Depending on the type of background, the model builders might not be able to predict the expectation values of the background. In this case, the background expectation values can be left free-floating, as nuisance parameters in the CompositeHypothesis.

This can lead to a high number of degrees of freedom that make likelihood fits very difficult, though. Also, the background could be such that the measured data is not good at constraining its contribution. To deal with that, the detector experts can provide one or many background templates that describe the background’s shape and/or strength in truth space. These can then be added to the signal predictions as is, or as part of a simultaneous fit:

combined = likelihood.TemplatePredictor([modelA, modelB, background])
calcC = calc.compose(combined)

For background that is detector specific and does not depend (much) on (interesting) physics-model parameters, the background templates could also be made a part of the response matrix:

See Example 05 – Backgrounds for details.

Flux integration

So far we have only talked about the translation of expectation values of true event numbers to expectation values of reconstructed event numbers. To calculate the expected number of true events, it is often necessary to assume a certain flux of incoming particles or exposure of an experiment. These exposures themselves are not certain though and it is usually undesirable to have the users of a data set deal with the flux uncertainties in their event predictions.

In the forward-folding scheme, the flux uncertainties can naturally be incorporated into the detector uncertainties. To calculate event number in different true kinematic bins, a cross section matrix is multiplied with an exposure vector.
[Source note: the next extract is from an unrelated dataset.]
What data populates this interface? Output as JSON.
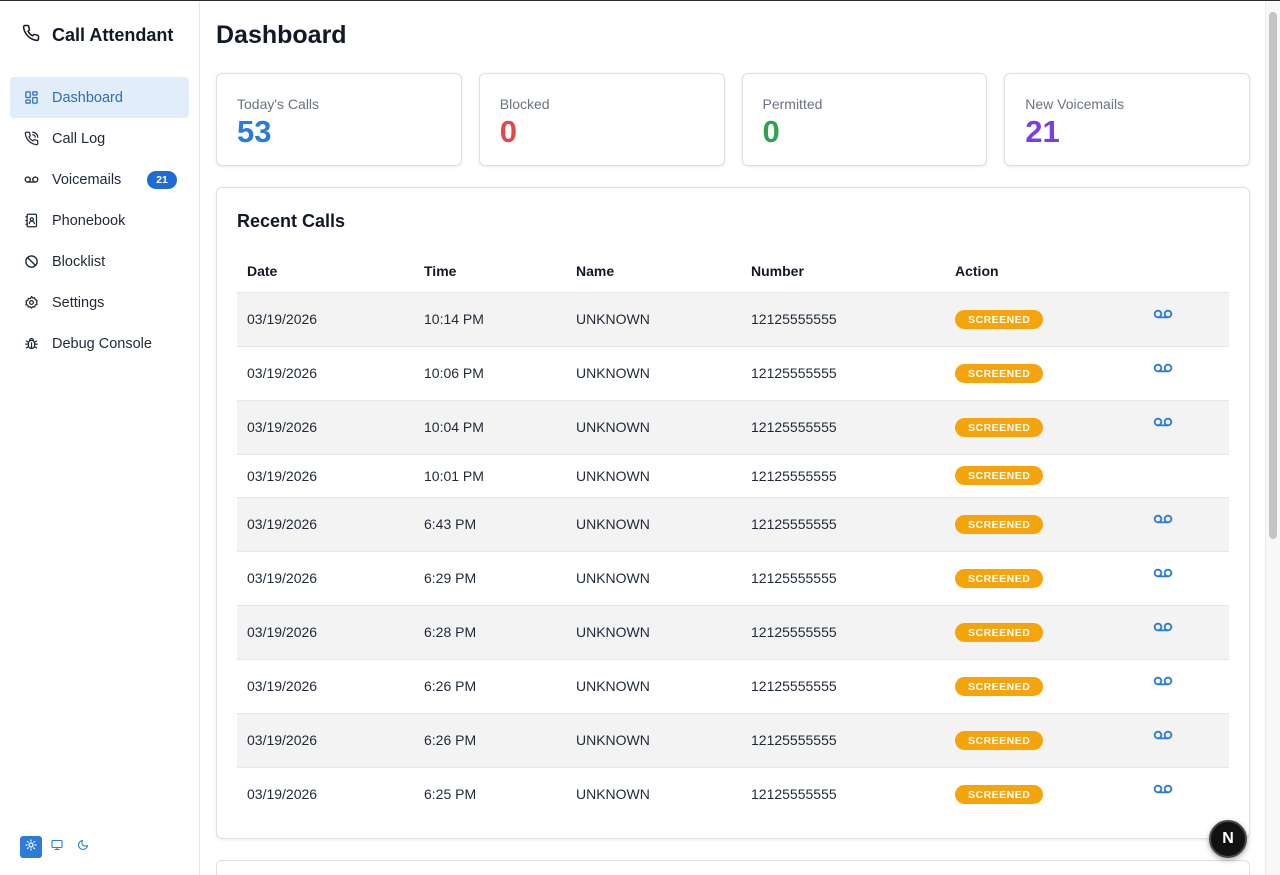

Each row of the matrix corresponds to a true kinematic bin for which we want to calculate the event numbers, and each column corresponds to one energy bin in the flux/exposure.

Uncertainties are again handled by providing multiple varied exposure vectors, and those can then either be matched one-to-one or in a Cartesian product with the response matrix variations to calculate the varied reconstruction expectation values and likelihoods.

See Example 06 – Cross sections & flux uncertainties for details.